Internal Rate of Return

Most insurance agents will talk about the internal rate of return (IRR) of a life insurance policy.  Life insurers will also prepare ledgers that calculate and report it in the same fashion seen in the example ledger I used above.  The term internal rate of return denotes certain assumptions about what is or (more specifically) what is not being factored into the calculation.

For the purposes of arriving at the rate of return of a life insurance policy, the internal rate of return is an acceptable calculation.  In fact, I used an IRR ledger to produce the numbers I shared above.

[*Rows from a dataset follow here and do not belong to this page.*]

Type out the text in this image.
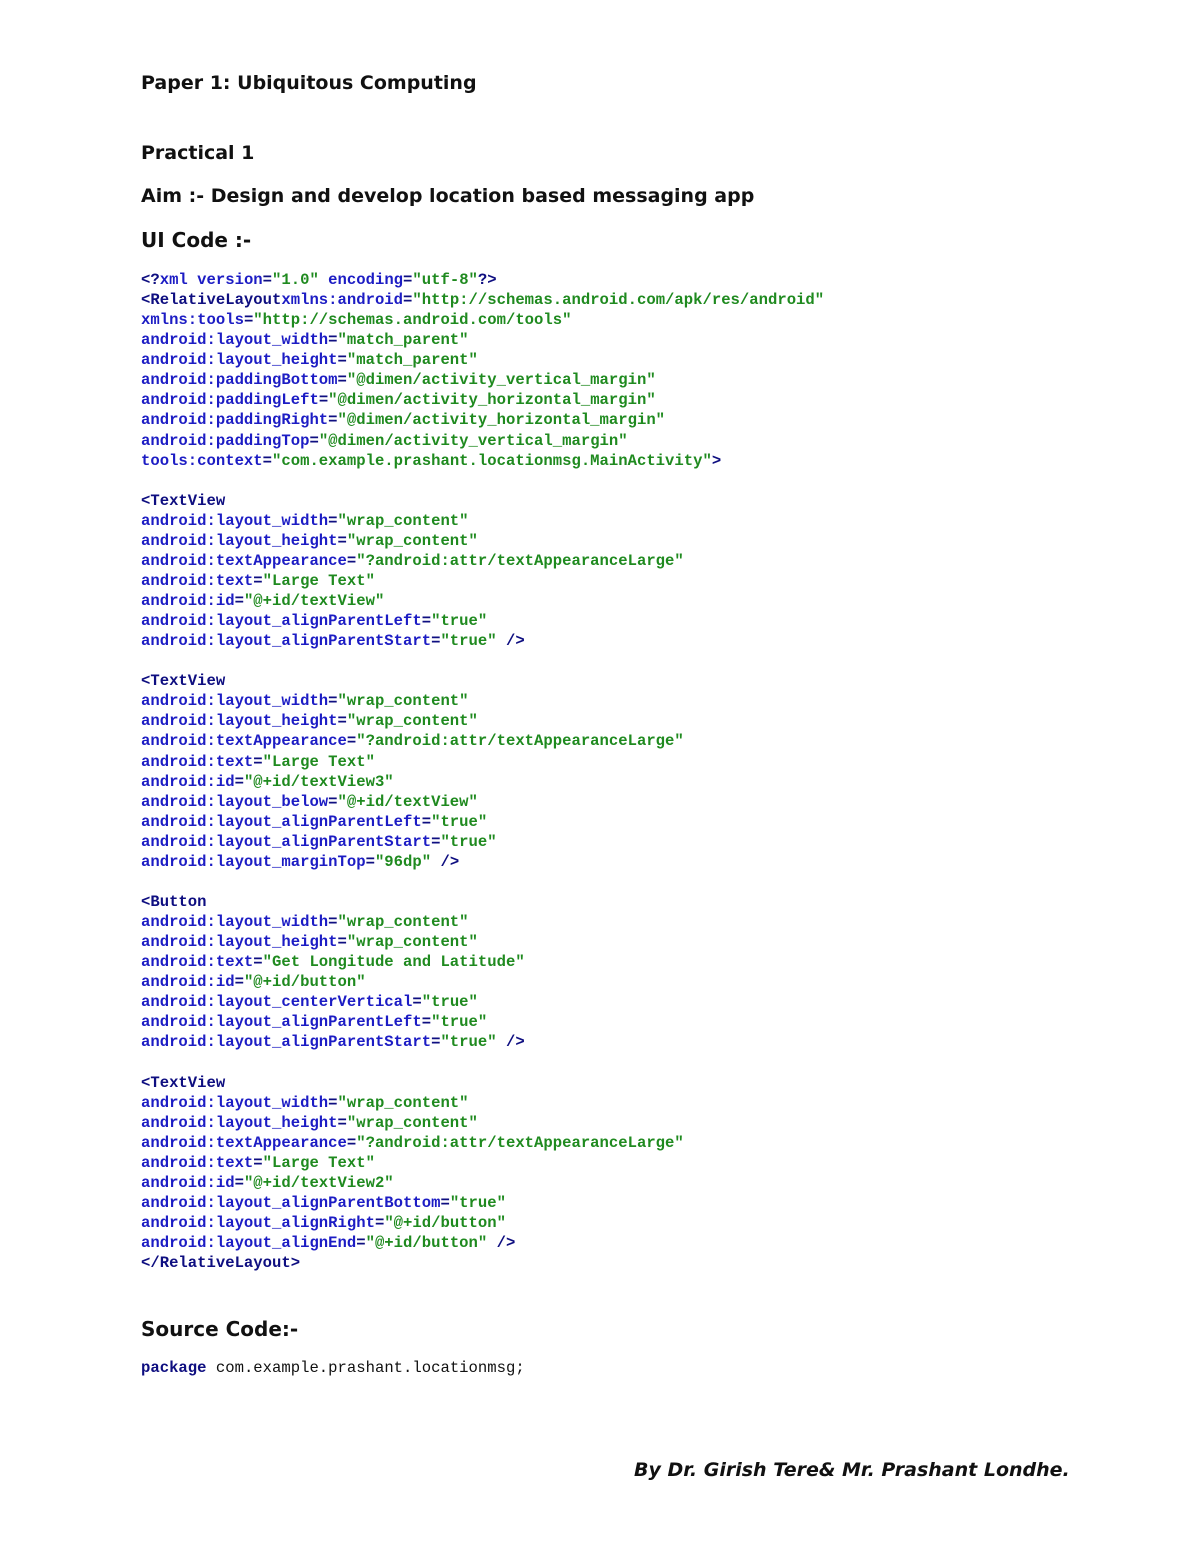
Paper 1: Ubiquitous Computing
Practical 1
Aim :- Design and develop location based messaging app
UI Code :-
<?xml version="1.0" encoding="utf-8"?>
<RelativeLayoutxmlns:android="http://schemas.android.com/apk/res/android"
xmlns:tools="http://schemas.android.com/tools"
android:layout_width="match_parent"
android:layout_height="match_parent"
android:paddingBottom="@dimen/activity_vertical_margin"
android:paddingLeft="@dimen/activity_horizontal_margin"
android:paddingRight="@dimen/activity_horizontal_margin"
android:paddingTop="@dimen/activity_vertical_margin"
tools:context="com.example.prashant.locationmsg.MainActivity">

<TextView
android:layout_width="wrap_content"
android:layout_height="wrap_content"
android:textAppearance="?android:attr/textAppearanceLarge"
android:text="Large Text"
android:id="@+id/textView"
android:layout_alignParentLeft="true"
android:layout_alignParentStart="true" />

<TextView
android:layout_width="wrap_content"
android:layout_height="wrap_content"
android:textAppearance="?android:attr/textAppearanceLarge"
android:text="Large Text"
android:id="@+id/textView3"
android:layout_below="@+id/textView"
android:layout_alignParentLeft="true"
android:layout_alignParentStart="true"
android:layout_marginTop="96dp" />

<Button
android:layout_width="wrap_content"
android:layout_height="wrap_content"
android:text="Get Longitude and Latitude"
android:id="@+id/button"
android:layout_centerVertical="true"
android:layout_alignParentLeft="true"
android:layout_alignParentStart="true" />

<TextView
android:layout_width="wrap_content"
android:layout_height="wrap_content"
android:textAppearance="?android:attr/textAppearanceLarge"
android:text="Large Text"
android:id="@+id/textView2"
android:layout_alignParentBottom="true"
android:layout_alignRight="@+id/button"
android:layout_alignEnd="@+id/button" />
</RelativeLayout>
Source Code:-
package com.example.prashant.locationmsg;

By Dr. Girish Tere& Mr. Prashant Londhe.
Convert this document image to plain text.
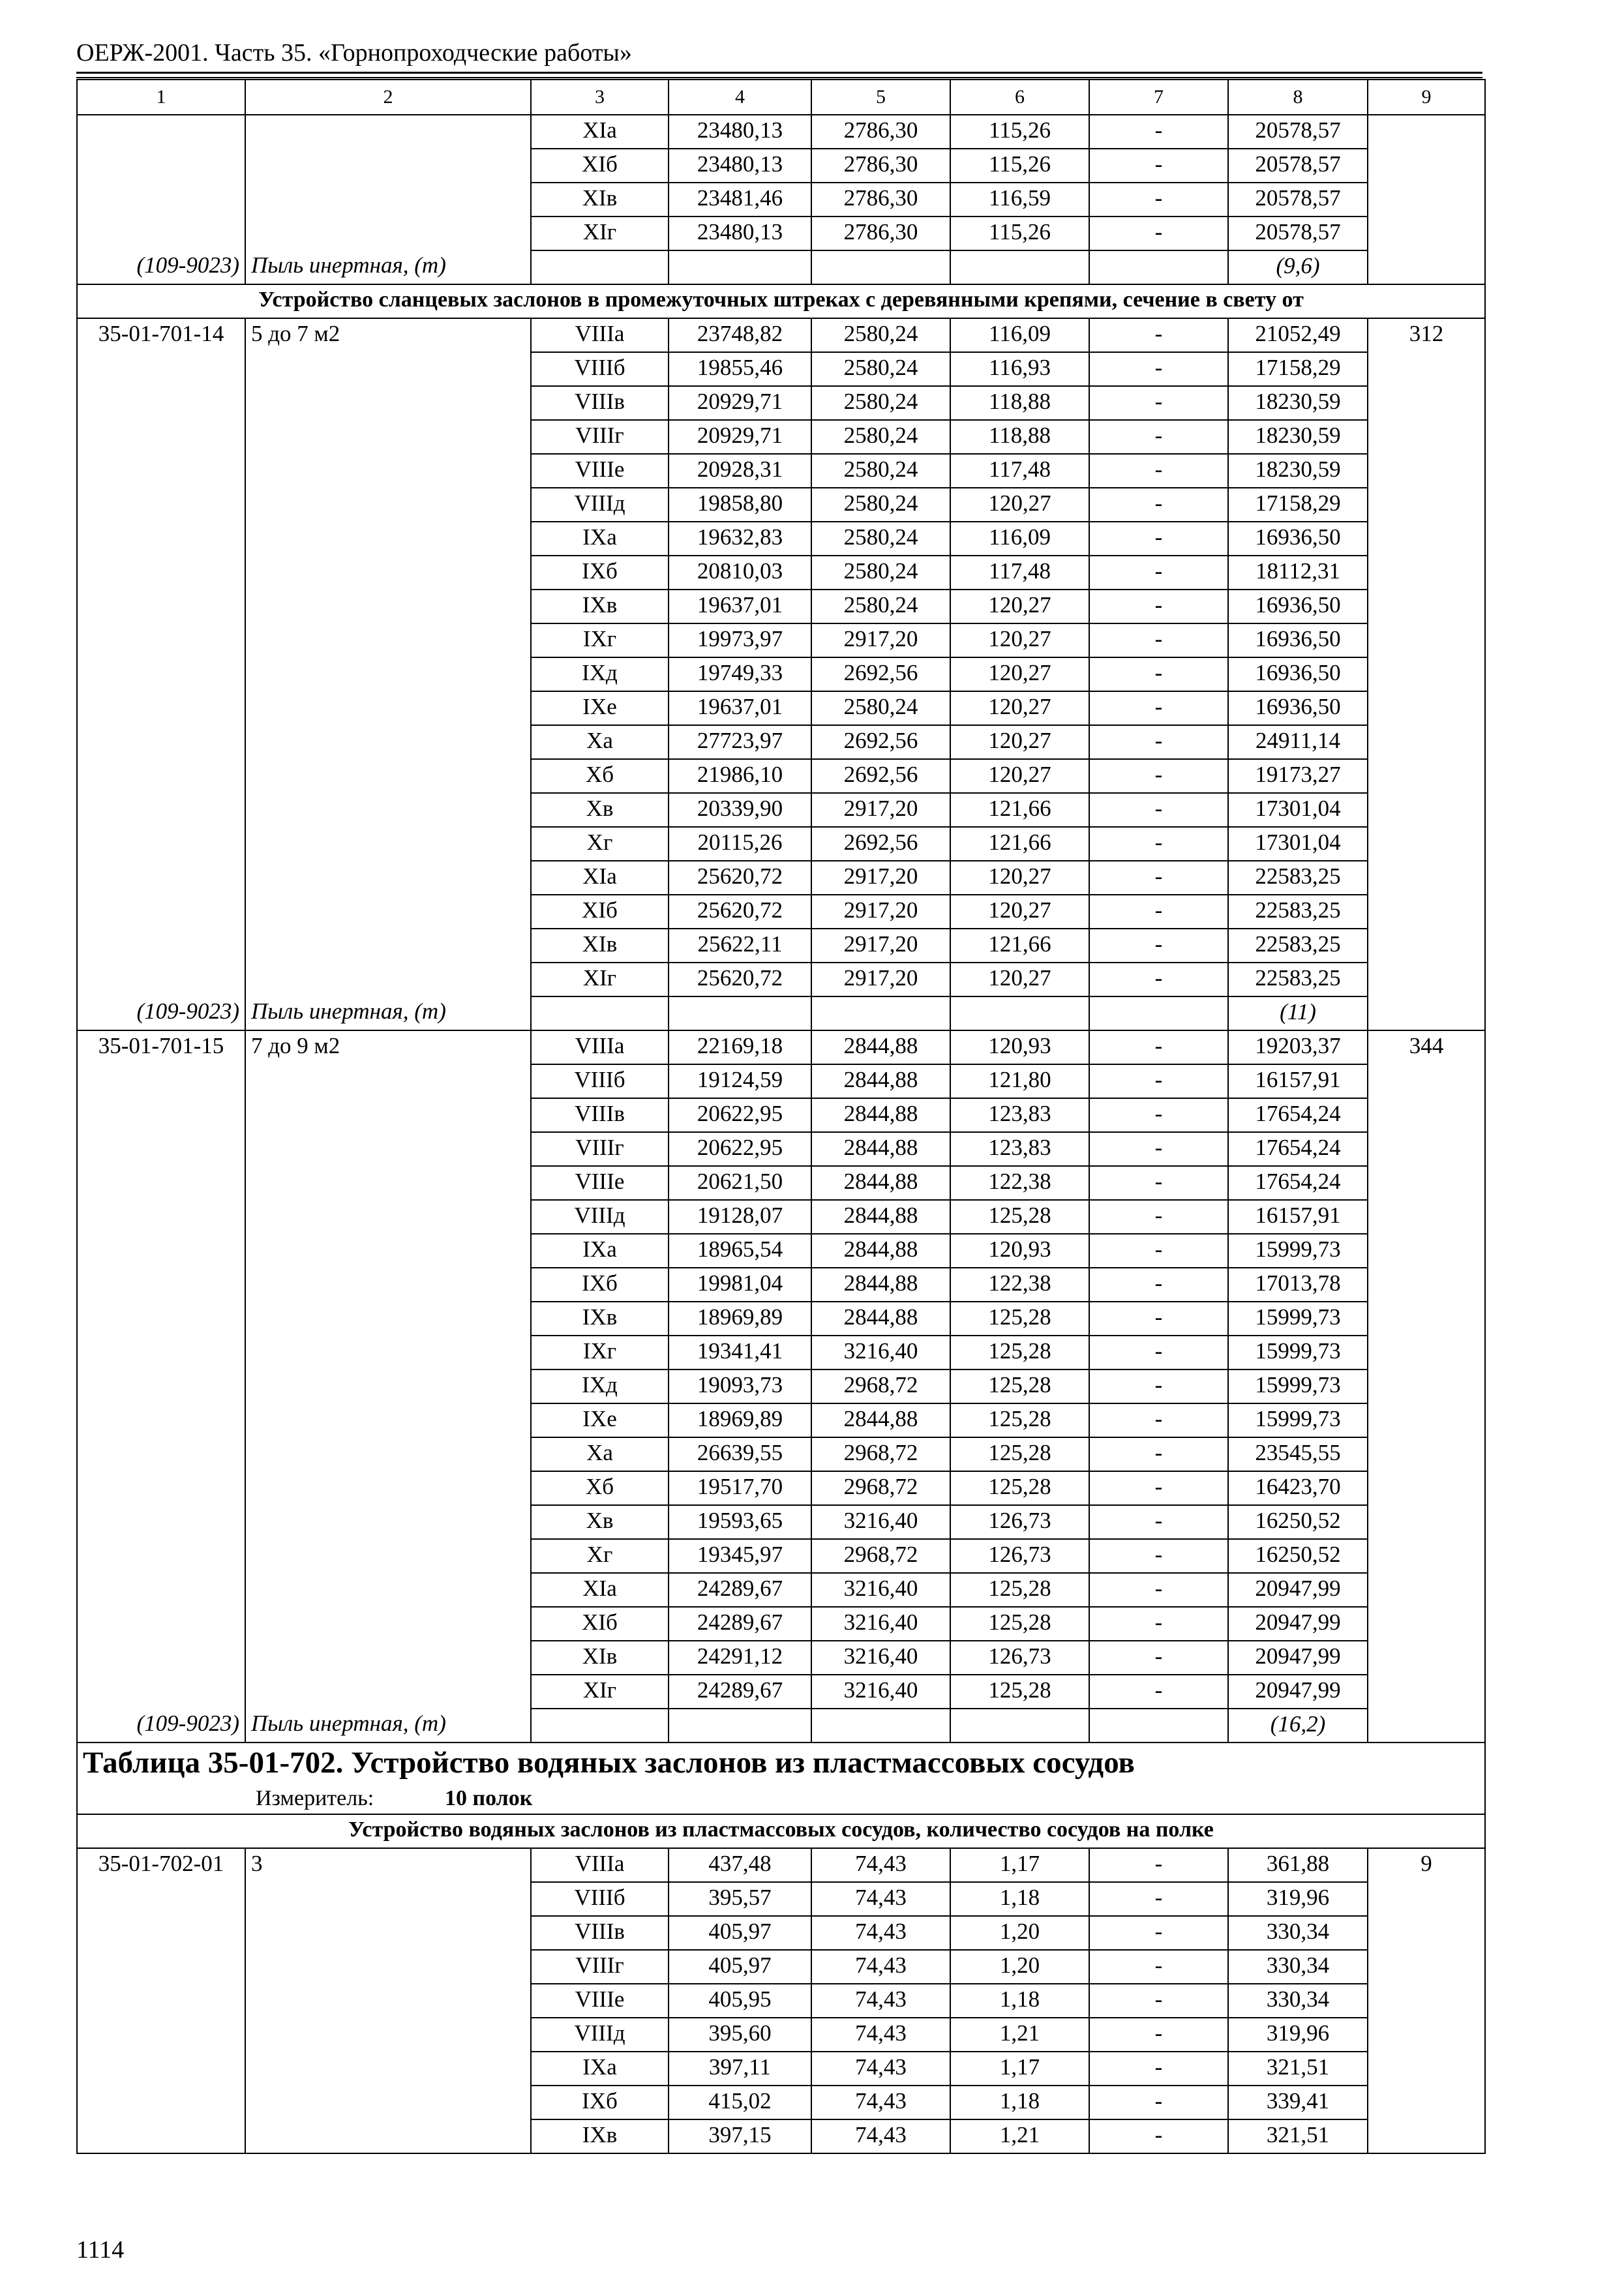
ОЕРЖ-2001. Часть 35. «Горнопроходческие работы»
1	2	3	4	5	6	7	8	9
		XIа	23480,13	2786,30	115,26	-	20578,57	
		XIб	23480,13	2786,30	115,26	-	20578,57	
		XIв	23481,46	2786,30	116,59	-	20578,57	
		XIг	23480,13	2786,30	115,26	-	20578,57	
(109-9023)	Пыль инертная, (т)						(9,6)	
Устройство сланцевых заслонов в промежуточных штреках с деревянными крепями, сечение в свету от								
35-01-701-14	5 до 7 м2	VIIIа	23748,82	2580,24	116,09	-	21052,49	312
		VIIIб	19855,46	2580,24	116,93	-	17158,29	
		VIIIв	20929,71	2580,24	118,88	-	18230,59	
		VIIIг	20929,71	2580,24	118,88	-	18230,59	
		VIIIе	20928,31	2580,24	117,48	-	18230,59	
		VIIIд	19858,80	2580,24	120,27	-	17158,29	
		IXа	19632,83	2580,24	116,09	-	16936,50	
		IXб	20810,03	2580,24	117,48	-	18112,31	
		IXв	19637,01	2580,24	120,27	-	16936,50	
		IXг	19973,97	2917,20	120,27	-	16936,50	
		IXд	19749,33	2692,56	120,27	-	16936,50	
		IXе	19637,01	2580,24	120,27	-	16936,50	
		Xа	27723,97	2692,56	120,27	-	24911,14	
		Xб	21986,10	2692,56	120,27	-	19173,27	
		Xв	20339,90	2917,20	121,66	-	17301,04	
		Xг	20115,26	2692,56	121,66	-	17301,04	
		XIа	25620,72	2917,20	120,27	-	22583,25	
		XIб	25620,72	2917,20	120,27	-	22583,25	
		XIв	25622,11	2917,20	121,66	-	22583,25	
		XIг	25620,72	2917,20	120,27	-	22583,25	
(109-9023)	Пыль инертная, (т)						(11)	
35-01-701-15	7 до 9 м2	VIIIа	22169,18	2844,88	120,93	-	19203,37	344
		VIIIб	19124,59	2844,88	121,80	-	16157,91	
		VIIIв	20622,95	2844,88	123,83	-	17654,24	
		VIIIг	20622,95	2844,88	123,83	-	17654,24	
		VIIIе	20621,50	2844,88	122,38	-	17654,24	
		VIIIд	19128,07	2844,88	125,28	-	16157,91	
		IXа	18965,54	2844,88	120,93	-	15999,73	
		IXб	19981,04	2844,88	122,38	-	17013,78	
		IXв	18969,89	2844,88	125,28	-	15999,73	
		IXг	19341,41	3216,40	125,28	-	15999,73	
		IXд	19093,73	2968,72	125,28	-	15999,73	
		IXе	18969,89	2844,88	125,28	-	15999,73	
		Xа	26639,55	2968,72	125,28	-	23545,55	
		Xб	19517,70	2968,72	125,28	-	16423,70	
		Xв	19593,65	3216,40	126,73	-	16250,52	
		Xг	19345,97	2968,72	126,73	-	16250,52	
		XIа	24289,67	3216,40	125,28	-	20947,99	
		XIб	24289,67	3216,40	125,28	-	20947,99	
		XIв	24291,12	3216,40	126,73	-	20947,99	
		XIг	24289,67	3216,40	125,28	-	20947,99	
(109-9023)	Пыль инертная, (т)						(16,2)	
Таблица 35-01-702. Устройство водяных заслонов из пластмассовых сосудов								
Измеритель: 10 полок								
Устройство водяных заслонов из пластмассовых сосудов, количество сосудов на полке								
35-01-702-01	3	VIIIа	437,48	74,43	1,17	-	361,88	9
		VIIIб	395,57	74,43	1,18	-	319,96	
		VIIIв	405,97	74,43	1,20	-	330,34	
		VIIIг	405,97	74,43	1,20	-	330,34	
		VIIIе	405,95	74,43	1,18	-	330,34	
		VIIIд	395,60	74,43	1,21	-	319,96	
		IXа	397,11	74,43	1,17	-	321,51	
		IXб	415,02	74,43	1,18	-	339,41	
		IXв	397,15	74,43	1,21	-	321,51	
1114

So put very simply, whenever you see an internal rate of return ledger on a life insurance policy, you can think of it as the rate of return of the policy's cash value and/or death benefit given the planned premium payments.

General Guidelines for Expected Rate of Return

While rules of thumb are tricky because they tend to leave out subtle but important details that can dramatically alter results, I'll give you the following three major points to check on any whole life policy to determine if the approach is in fact conducive to building strong cash value.

First, it's reasonable to anticipate a rate of return by year 10 in the range of 2.75 to 3% on the cash value in the policy.  Higher is certainly welcome (the above example is higher than this), but realize that your unique circumstances may not match the assumptions made in the above example and you may anticipate different results.  This isn't a failure of proper design, it's a reality of your unique set of circumstances.

Second, you should be able to anticipate a rate of return on cash value after 20 years of 4.5% or better.  In some cases, especially among people who are younger when they start a whole life policy, the results might break 5% at this point.

Lastly, the policy's cash value should exceed the amount of premiums paid by around years six through eight.  If you look at a number of whole life proposals that are not specifically designed to optimize cash value, you'll often find cash value remains less than the sum of premiums paid for around 15 to 20 years.  This is unacceptable if the plan is to buy the whole life policy as a vehicle to accumulate wealth for your personal use.

Notice that none of my guidelines mention the death benefit.  The unique variations of specific whole life products among different life insurance companies will tend to make the death benefit vary quite a bit.  You cannot use death benefit as a strong guide to determine if the policy uses a good design for cash accumulation.  At least not if you have no background in reviewing life insurance policies.

Is Whole Life Insurance Worth It?

Whole life insurance offers many unique features that complement well other efforts to accumulate wealth.  Its potential for cash value growth given its risk profile has no rival in the world of savings plans and investments.  It's tax preferential features further augment its strength as a wealth accumulation and preservation tool.

In addition to its ability to accumulate cash value at a very reasonable pace, its death benefit will also open the door to several strategic options to replenish and/or derisk your overall asset pool.

While it's certainly not for everyone, you can unlock major benefits from this slower growing, but extremely stable asset option.